Business in Africa is going well

With the first ever US-Africa summit, Obama wants to change course now. Even now, many large companies are already successful in monopoly positions, Helios manager Henry Obi said. He believes the reason that this isn’t widely known is that those who do good business in Africa don’t share it with the world. He sees his company as one of the success stories.

“We run the biggest private equity fund in Africa, about $2.7 billion,” Obi said. “And 60 percent of our investors come from the US – corporations, endowments, pension funds, high-net-worth individuals.”

The Americans aren’t the only ones who want to profit from the budding continent. Egypt’s Prime Minister Ibrahim Mahlab marked his country as a partner for US companies seeking to do business in Africa.

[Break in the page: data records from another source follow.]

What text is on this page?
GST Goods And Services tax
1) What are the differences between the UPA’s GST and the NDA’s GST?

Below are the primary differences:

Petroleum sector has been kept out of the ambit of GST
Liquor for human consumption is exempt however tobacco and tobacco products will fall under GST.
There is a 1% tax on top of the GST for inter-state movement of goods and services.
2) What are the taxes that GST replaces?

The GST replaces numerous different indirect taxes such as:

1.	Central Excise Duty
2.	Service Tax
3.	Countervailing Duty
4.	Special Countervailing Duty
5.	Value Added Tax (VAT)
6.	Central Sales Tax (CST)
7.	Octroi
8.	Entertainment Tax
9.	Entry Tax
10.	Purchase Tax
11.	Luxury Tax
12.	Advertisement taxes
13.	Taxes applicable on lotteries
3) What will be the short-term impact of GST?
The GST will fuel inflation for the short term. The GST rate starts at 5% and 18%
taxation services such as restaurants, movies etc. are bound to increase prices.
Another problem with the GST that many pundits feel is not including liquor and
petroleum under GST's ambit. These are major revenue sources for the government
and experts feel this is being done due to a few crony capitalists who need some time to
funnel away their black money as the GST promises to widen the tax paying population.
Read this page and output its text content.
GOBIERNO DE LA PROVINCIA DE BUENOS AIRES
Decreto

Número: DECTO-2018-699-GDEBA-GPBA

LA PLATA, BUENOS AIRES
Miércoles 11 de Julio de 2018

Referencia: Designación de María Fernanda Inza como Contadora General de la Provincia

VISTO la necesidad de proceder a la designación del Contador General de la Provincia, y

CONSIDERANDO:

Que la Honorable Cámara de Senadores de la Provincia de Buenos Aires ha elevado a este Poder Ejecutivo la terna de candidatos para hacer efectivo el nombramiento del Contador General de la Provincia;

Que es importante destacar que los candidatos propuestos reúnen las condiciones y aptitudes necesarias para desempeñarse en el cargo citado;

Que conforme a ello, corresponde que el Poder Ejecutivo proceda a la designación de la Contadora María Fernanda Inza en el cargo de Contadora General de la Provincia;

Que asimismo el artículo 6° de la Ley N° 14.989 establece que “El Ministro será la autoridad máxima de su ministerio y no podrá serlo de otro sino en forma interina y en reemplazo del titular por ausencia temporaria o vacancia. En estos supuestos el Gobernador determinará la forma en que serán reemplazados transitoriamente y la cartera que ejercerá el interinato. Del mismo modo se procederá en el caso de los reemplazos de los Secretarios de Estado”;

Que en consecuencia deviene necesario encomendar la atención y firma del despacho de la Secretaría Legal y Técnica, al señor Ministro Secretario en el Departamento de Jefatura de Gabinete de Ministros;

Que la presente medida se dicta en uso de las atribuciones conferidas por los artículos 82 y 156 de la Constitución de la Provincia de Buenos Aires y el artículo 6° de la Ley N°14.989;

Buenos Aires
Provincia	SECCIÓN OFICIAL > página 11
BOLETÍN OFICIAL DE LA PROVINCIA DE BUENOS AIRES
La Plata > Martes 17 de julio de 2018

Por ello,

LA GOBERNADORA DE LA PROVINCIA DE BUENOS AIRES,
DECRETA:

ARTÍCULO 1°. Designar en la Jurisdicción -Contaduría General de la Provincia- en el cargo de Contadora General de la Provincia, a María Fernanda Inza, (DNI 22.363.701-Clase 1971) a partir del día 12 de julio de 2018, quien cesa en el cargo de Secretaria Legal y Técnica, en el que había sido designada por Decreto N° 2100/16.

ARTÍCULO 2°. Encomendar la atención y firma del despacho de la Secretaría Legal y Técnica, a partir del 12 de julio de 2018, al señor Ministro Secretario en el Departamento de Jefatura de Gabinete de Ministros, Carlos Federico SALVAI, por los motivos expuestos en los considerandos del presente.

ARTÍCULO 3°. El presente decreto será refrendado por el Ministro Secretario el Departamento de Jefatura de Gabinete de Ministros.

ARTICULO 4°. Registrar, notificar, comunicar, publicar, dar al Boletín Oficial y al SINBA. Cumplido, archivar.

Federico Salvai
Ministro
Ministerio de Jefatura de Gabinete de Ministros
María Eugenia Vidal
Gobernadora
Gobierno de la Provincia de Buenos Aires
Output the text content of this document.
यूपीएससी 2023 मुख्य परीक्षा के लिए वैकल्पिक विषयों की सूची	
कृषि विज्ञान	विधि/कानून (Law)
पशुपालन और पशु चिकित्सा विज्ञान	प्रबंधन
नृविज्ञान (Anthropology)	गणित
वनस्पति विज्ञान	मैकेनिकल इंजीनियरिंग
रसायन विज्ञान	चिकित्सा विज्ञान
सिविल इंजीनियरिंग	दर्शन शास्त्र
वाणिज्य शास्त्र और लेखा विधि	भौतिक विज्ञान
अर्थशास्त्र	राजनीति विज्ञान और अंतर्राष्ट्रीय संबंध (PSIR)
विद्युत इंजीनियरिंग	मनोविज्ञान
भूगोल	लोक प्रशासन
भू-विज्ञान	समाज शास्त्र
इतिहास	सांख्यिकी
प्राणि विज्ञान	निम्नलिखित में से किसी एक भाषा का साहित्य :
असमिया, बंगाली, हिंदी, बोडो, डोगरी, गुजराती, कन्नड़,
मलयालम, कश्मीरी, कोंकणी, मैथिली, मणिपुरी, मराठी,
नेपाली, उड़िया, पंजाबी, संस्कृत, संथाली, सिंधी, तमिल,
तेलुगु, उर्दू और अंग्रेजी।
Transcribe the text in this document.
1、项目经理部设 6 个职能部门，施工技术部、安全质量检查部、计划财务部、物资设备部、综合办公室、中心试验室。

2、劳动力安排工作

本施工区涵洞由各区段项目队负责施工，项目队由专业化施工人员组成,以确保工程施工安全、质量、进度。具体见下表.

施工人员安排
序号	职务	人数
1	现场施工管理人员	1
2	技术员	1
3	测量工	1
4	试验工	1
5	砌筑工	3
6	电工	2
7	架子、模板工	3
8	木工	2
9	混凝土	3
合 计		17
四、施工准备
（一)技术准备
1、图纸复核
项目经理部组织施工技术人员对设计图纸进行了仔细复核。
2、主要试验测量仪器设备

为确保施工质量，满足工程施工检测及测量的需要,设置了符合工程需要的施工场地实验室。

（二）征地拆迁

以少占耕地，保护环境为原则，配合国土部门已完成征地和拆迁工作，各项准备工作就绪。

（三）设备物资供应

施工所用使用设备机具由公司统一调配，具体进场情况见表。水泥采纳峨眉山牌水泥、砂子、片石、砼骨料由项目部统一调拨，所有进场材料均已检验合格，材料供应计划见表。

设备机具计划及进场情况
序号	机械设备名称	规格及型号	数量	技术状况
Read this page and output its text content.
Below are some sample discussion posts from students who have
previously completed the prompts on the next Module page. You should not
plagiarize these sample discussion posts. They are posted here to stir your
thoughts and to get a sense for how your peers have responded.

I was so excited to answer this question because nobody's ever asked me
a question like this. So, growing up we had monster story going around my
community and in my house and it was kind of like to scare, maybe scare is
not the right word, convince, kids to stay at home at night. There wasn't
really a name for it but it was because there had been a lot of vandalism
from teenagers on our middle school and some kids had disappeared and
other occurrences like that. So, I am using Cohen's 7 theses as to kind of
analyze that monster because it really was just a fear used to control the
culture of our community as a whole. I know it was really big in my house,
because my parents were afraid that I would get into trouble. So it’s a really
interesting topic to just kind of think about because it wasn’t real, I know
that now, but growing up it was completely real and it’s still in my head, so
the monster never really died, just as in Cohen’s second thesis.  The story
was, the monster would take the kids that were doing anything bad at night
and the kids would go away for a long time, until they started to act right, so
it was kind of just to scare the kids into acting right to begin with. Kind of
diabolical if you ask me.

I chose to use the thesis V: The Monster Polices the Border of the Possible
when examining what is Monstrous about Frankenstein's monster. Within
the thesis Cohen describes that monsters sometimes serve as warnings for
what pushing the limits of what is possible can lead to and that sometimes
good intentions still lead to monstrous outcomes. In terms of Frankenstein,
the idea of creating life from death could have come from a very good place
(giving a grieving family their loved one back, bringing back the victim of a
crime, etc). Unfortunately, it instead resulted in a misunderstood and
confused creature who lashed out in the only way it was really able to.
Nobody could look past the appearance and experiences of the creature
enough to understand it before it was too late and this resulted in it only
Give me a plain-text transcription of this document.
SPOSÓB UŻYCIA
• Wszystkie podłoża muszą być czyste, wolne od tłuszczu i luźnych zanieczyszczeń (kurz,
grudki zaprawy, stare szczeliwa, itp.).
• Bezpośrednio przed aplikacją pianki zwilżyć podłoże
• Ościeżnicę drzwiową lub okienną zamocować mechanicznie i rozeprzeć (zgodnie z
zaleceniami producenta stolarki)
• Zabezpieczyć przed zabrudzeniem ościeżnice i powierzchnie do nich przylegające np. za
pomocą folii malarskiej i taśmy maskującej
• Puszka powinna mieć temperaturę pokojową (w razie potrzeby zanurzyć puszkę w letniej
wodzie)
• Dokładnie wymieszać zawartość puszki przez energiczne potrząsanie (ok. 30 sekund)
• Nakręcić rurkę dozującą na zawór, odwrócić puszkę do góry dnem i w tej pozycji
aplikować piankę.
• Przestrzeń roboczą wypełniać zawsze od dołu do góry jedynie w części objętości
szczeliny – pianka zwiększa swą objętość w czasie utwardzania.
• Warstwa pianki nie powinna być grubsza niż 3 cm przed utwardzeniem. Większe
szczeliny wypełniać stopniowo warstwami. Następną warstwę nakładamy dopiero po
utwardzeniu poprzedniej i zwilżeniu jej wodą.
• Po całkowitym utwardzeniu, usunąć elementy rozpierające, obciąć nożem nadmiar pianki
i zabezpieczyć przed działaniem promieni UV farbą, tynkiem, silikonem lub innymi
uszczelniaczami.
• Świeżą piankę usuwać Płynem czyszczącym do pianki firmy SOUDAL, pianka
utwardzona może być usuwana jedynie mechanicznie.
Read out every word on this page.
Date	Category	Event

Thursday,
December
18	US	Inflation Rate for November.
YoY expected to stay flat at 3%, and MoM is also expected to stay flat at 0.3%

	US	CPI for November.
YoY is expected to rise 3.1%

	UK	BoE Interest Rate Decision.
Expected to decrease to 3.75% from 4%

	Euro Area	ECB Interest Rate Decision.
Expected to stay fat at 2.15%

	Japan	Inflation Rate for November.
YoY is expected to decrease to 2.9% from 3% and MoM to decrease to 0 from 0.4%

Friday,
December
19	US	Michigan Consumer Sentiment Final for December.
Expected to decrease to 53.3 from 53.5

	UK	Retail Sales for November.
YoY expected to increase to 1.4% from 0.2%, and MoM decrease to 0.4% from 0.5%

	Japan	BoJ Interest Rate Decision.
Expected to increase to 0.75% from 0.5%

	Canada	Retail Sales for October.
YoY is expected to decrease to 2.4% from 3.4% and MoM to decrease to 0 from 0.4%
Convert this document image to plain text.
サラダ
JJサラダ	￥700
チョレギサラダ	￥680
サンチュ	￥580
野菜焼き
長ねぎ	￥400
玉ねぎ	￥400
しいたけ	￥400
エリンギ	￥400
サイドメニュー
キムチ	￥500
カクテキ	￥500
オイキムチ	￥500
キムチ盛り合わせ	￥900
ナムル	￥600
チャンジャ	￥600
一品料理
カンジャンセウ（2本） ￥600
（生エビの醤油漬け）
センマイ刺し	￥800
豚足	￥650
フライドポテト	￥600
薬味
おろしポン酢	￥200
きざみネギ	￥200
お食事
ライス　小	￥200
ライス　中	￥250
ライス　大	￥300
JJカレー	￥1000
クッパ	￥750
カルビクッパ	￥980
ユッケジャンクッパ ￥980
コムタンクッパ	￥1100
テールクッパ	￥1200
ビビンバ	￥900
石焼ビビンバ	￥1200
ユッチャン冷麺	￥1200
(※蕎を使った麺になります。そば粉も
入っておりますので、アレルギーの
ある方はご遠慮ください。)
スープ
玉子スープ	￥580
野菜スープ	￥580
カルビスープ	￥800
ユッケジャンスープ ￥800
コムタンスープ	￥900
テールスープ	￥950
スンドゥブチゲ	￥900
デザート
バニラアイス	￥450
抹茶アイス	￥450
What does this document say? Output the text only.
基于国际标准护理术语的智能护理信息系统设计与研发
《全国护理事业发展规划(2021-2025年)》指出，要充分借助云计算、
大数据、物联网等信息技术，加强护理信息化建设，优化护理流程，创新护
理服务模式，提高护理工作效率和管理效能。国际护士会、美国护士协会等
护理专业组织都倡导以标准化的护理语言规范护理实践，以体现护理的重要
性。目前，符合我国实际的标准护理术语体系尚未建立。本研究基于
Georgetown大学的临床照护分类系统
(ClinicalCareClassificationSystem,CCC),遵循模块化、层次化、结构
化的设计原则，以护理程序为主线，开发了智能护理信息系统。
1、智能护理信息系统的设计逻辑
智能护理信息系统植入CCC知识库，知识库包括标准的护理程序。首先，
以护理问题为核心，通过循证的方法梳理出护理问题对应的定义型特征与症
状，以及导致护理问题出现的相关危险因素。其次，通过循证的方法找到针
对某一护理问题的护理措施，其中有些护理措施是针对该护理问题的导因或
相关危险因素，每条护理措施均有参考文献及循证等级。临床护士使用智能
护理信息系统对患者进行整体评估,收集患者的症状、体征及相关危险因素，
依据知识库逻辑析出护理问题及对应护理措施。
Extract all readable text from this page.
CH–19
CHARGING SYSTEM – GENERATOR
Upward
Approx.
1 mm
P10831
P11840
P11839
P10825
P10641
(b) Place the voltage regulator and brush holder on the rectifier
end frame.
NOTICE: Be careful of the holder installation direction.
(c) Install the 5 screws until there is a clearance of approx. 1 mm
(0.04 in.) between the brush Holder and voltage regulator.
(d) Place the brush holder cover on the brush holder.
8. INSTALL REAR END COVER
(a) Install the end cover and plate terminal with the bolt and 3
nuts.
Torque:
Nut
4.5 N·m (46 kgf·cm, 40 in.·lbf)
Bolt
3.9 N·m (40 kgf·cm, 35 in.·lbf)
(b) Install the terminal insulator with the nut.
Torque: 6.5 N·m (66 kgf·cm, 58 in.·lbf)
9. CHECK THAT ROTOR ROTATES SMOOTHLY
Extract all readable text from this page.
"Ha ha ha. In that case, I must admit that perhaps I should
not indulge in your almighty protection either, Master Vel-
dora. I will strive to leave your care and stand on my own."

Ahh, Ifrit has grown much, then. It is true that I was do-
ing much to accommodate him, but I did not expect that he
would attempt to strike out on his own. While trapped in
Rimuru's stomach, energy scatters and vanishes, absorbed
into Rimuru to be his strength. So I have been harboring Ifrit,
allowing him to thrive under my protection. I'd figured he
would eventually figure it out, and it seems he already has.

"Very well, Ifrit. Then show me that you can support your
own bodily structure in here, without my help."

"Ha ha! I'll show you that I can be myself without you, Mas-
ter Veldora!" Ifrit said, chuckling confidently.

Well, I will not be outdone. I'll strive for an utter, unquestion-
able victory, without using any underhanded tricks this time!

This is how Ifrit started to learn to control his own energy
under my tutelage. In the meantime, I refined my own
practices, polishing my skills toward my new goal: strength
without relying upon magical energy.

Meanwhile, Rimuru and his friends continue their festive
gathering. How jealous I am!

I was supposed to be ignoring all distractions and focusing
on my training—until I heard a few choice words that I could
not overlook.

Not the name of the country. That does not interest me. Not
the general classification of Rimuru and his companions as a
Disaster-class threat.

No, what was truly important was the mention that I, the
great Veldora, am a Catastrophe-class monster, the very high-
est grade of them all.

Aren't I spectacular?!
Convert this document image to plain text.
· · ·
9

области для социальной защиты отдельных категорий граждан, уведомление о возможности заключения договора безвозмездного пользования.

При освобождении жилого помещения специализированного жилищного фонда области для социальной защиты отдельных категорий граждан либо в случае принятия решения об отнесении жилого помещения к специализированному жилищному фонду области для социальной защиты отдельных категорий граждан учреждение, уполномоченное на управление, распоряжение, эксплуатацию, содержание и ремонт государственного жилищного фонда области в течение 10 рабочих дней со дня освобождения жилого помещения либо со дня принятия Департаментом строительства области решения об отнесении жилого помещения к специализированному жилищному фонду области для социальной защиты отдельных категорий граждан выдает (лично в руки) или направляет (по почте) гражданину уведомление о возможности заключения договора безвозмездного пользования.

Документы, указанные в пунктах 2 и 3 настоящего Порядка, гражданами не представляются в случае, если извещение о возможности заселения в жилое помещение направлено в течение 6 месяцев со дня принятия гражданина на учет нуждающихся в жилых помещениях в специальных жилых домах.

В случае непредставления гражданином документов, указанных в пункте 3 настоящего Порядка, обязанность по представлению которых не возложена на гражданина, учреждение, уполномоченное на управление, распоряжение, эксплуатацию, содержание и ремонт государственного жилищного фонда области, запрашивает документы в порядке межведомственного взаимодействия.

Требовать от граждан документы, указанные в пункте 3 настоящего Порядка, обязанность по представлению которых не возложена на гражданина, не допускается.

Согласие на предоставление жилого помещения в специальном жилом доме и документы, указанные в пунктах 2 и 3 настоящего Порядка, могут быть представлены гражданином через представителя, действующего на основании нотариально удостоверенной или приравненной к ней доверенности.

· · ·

“I think Egypt will be the hub,” Mahlab told DW. “Egypt will be the golden gate to penetrate Africa.” He said all factors of success were present in Egypt: “We have a very good relationship with African states, the passion is very high, and our human resources are to be really valuable to any American investors.”

Whether said American investors can be convinced of this remains doubtful, considering the rather bleak economic reality in Egypt. The same goes for Mahlab’s claim that “Egypt is the only stable, peaceful country in the region.”

Human rights were benched

Touchy subjects like the precarious security situation and many African countries’ undemocratic governments remained mostly on the backburner at the summit.

Human rights organization complained that the US organizers of the summit wanted to avoid a direct confrontation between the dictators among the African heads of state and their critics.

Seydou Konate, for example, criticized the regime of Burkina Faso’s president Blaise Compaore – but only in front of the hotel summit participants stayed in, and not in one of the panels.

Konate is 27 years old. That’s the exact same number of years that Compaore has been in office. The regime critic told DW: “What Africans can learn from America is democracy. Democracy is the essence of America. America also needs to tell dictators in Africa to step down, because they’ve been there for too long.”